Environment MEPs vote to curb off-road engine pollution
Draft rules to cut emissions of major air pollutants from non-road mobile machinery (NRMM), ranging from lawn mowers to bulldozers, tractors and inland waterway vessels, were backed by Environment Committee MEPs on Tuesday. NRMM engines account for about 15% of all NOx and 5% of particulate emissions in the EU.
“Today's vote represents a crucial step in setting rules that, by improving air quality, enhance EU citizens' lives. We have managed to show that environment protection, consumers’ health and the competitiveness of our industries are not irreconcilable objectives, as many would like to believe, but, on the contrary, they are two sides of the same coin. I hope that the upcoming negotiations with the Council will confirm and improve the results achieved today", said Elisabetta Gardini (EPP, IT), who is steering the legislation through Parliament, after the committee approved her report by 64 votes to 3, with no abstentions.
The draft rules would cover internal combustion engines used in machines ranging from small handheld equipment, such as lawn mowers and chain saws, through agricultural and farming machinery (harvesters, cultivators), construction machinery (bulldozers, excavators), to railcars, locomotives and inland waterway vessels.
MEPs amended the rules to keep the administrative that they place on small firms to a minimum. Given the long lifetimes of non-road mobile machinery, they also proposed including provisions to encourage owners to retrofit machines that are already in service with cleaner model engines, particularly in densely-populated urban areas and areas in breach of EU air quality legislation.
The committee advocated temporary exemptions from the rules for mobile cranes, heavy machines and all machines with a longer life time manufactured by small and medium-sized enterprises (SMEs).
However, the committee did not agree on new emission standards aligned with US norms combined with a Particulate Number (PN) for inland waterway vessels.

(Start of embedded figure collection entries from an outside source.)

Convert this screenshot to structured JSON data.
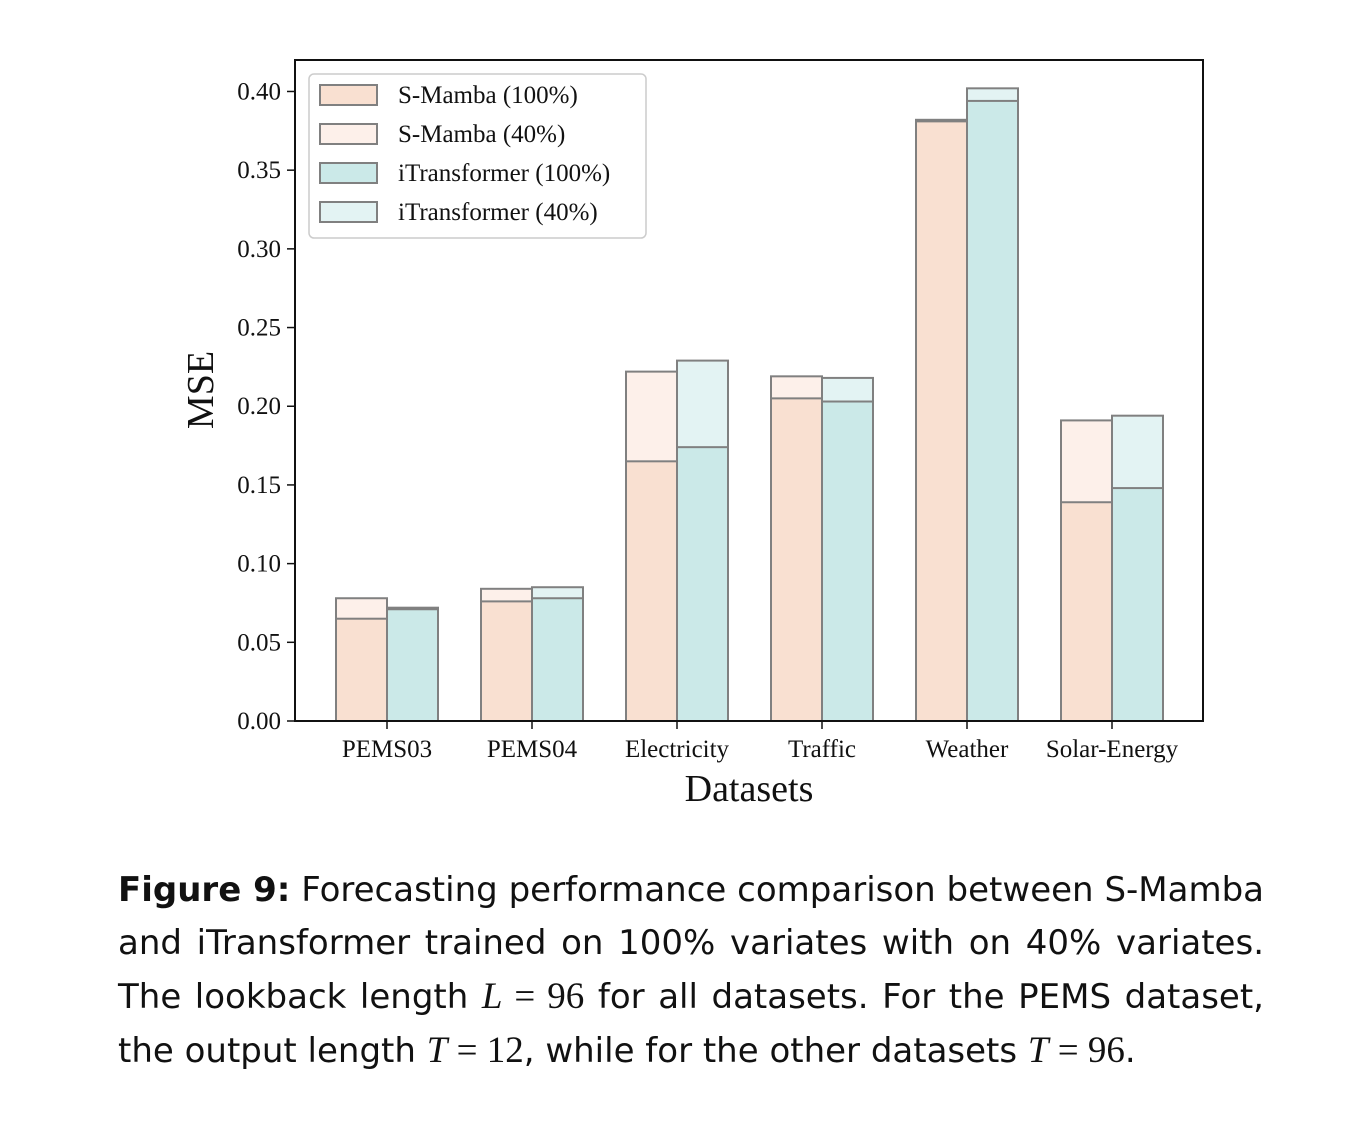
{
  "chart_data": {
    "type": "bar",
    "stacked_overlay": true,
    "xlabel": "Datasets",
    "ylabel": "MSE",
    "ylim": [
      0,
      0.42
    ],
    "yticks": [
      "0.00",
      "0.05",
      "0.10",
      "0.15",
      "0.20",
      "0.25",
      "0.30",
      "0.35",
      "0.40"
    ],
    "categories": [
      "PEMS03",
      "PEMS04",
      "Electricity",
      "Traffic",
      "Weather",
      "Solar-Energy"
    ],
    "legend_position": "top-left",
    "series": [
      {
        "name": "S-Mamba (100%)",
        "color": "#f9e0d1",
        "values": [
          0.065,
          0.076,
          0.165,
          0.205,
          0.381,
          0.139
        ]
      },
      {
        "name": "S-Mamba (40%)",
        "color": "#fdf0ea",
        "values": [
          0.078,
          0.084,
          0.222,
          0.219,
          0.382,
          0.191
        ]
      },
      {
        "name": "iTransformer (100%)",
        "color": "#cbe9e8",
        "values": [
          0.071,
          0.078,
          0.174,
          0.203,
          0.394,
          0.148
        ]
      },
      {
        "name": "iTransformer (40%)",
        "color": "#e3f3f3",
        "values": [
          0.072,
          0.085,
          0.229,
          0.218,
          0.402,
          0.194
        ]
      }
    ]
  },
  "caption": {
    "label": "Figure 9:",
    "t1": " Forecasting performance comparison between S-Mamba and iTransformer trained on 100% variates with on 40% variates. The lookback length ",
    "m1": "L",
    "m1eq": " = 96",
    "t2": " for all datasets. For the PEMS dataset, the output length ",
    "m2": "T",
    "m2eq": " = 12",
    "t3": ", while for the other datasets ",
    "m3": "T",
    "m3eq": " = 96",
    "t4": "."
  }
}
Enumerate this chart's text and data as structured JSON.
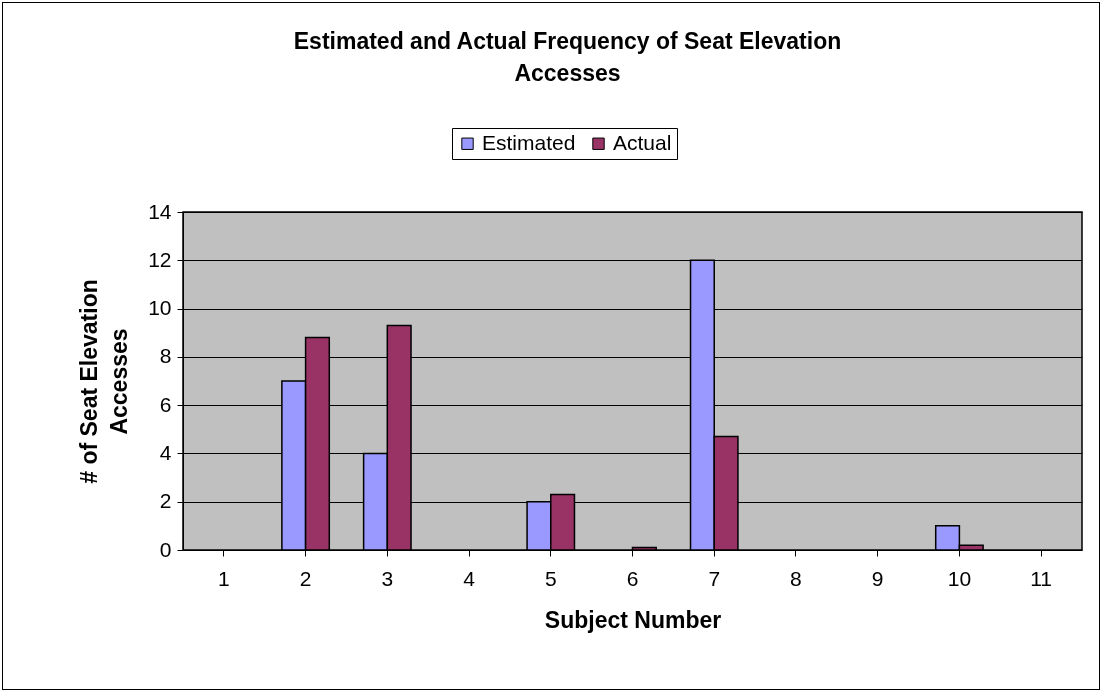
{
  "chart_data": {
    "type": "bar",
    "title": "Estimated and Actual Frequency of Seat Elevation Accesses",
    "xlabel": "Subject Number",
    "ylabel": "# of Seat Elevation Accesses",
    "categories": [
      "1",
      "2",
      "3",
      "4",
      "5",
      "6",
      "7",
      "8",
      "9",
      "10",
      "11"
    ],
    "series": [
      {
        "name": "Estimated",
        "color": "#9999ff",
        "values": [
          null,
          7,
          4,
          null,
          2,
          null,
          12,
          null,
          null,
          1,
          null
        ]
      },
      {
        "name": "Actual",
        "color": "#993366",
        "values": [
          null,
          8.8,
          9.3,
          null,
          2.3,
          0.1,
          4.7,
          null,
          null,
          0.2,
          null
        ]
      }
    ],
    "ylim": [
      0,
      14
    ],
    "yticks": [
      0,
      2,
      4,
      6,
      8,
      10,
      12,
      14
    ],
    "grid": "y",
    "legend": "top"
  }
}
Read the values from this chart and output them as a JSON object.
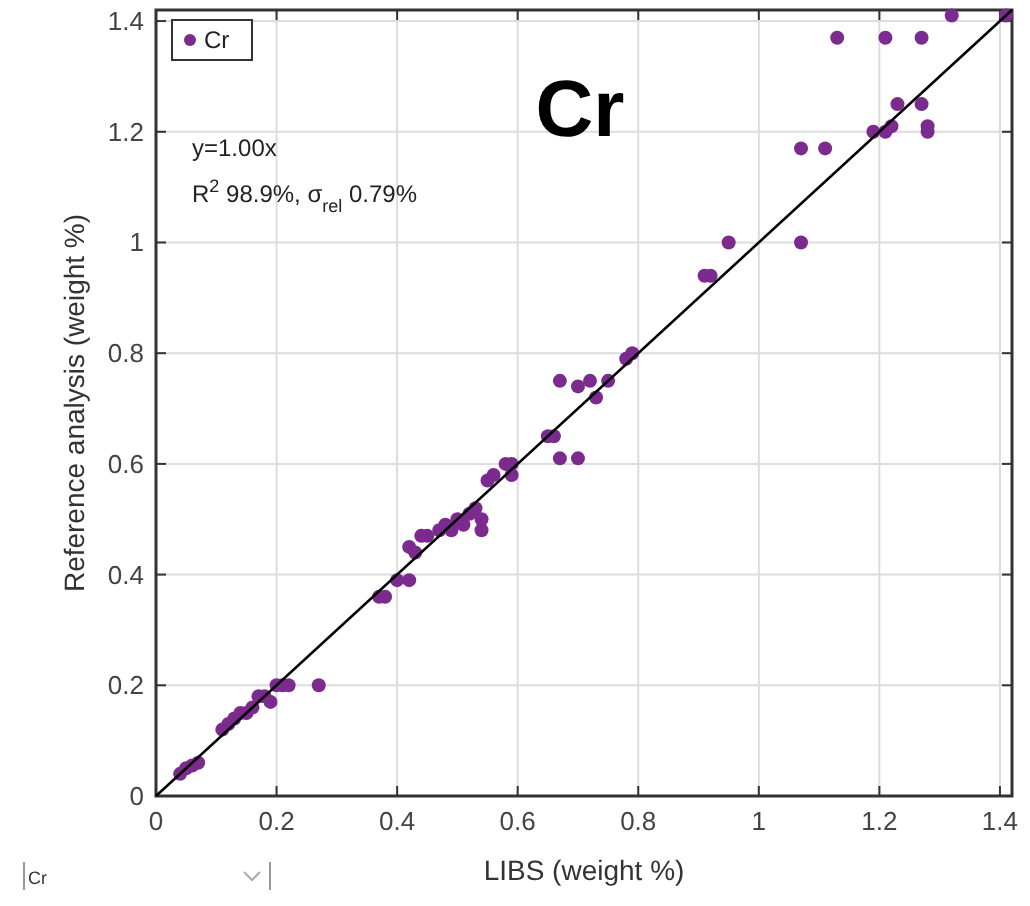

MEPS also highlighted the possible synergies between the NRMM sector and heavy-duty vehicles (HDVs) as technologies are interlinked, and invited the European Commission to consider further action in this area.
Measure actual emissions
The Commission should also determine the extent to which emissions resulting from the test cycle correspond to those measured in actual operation, urged MEPs.
Although the NRMM sector is much smaller than other sources of emissions, such as light and heavy duty road vehicles, it emits, according to the European Commission, 15% of all NOx and 5% of particulate matter in the EU.
Cap ultrafine particles
The draft regulation aims to curb emissions of the following major air pollutants: nitrogen oxides (NOx), hydro-carbons (HC), carbon-monoxide (CO) and particulates. For the latter, it introduces, in most engine categories, a limit on particle numbers (PN) complementing the limit on particle mass (PM): in this way, emissions of so-called “ultrafine” particles will also be limited, taking up the most recent conclusive evidence on their adverse health effects.
Since NRMM emissions are often concentrated in urban areas with air quality problems, MEPs urged EU member states to take measures to encourage owners to retrofit older type machines with particulate filters.
Ms Gardini was given a mandate, by 62 votes to 3 with no abstentions, to start informal negotiations with the Council of Ministers with a view to reaching a first-reading agreement, which would then be put to a vote in Parliament.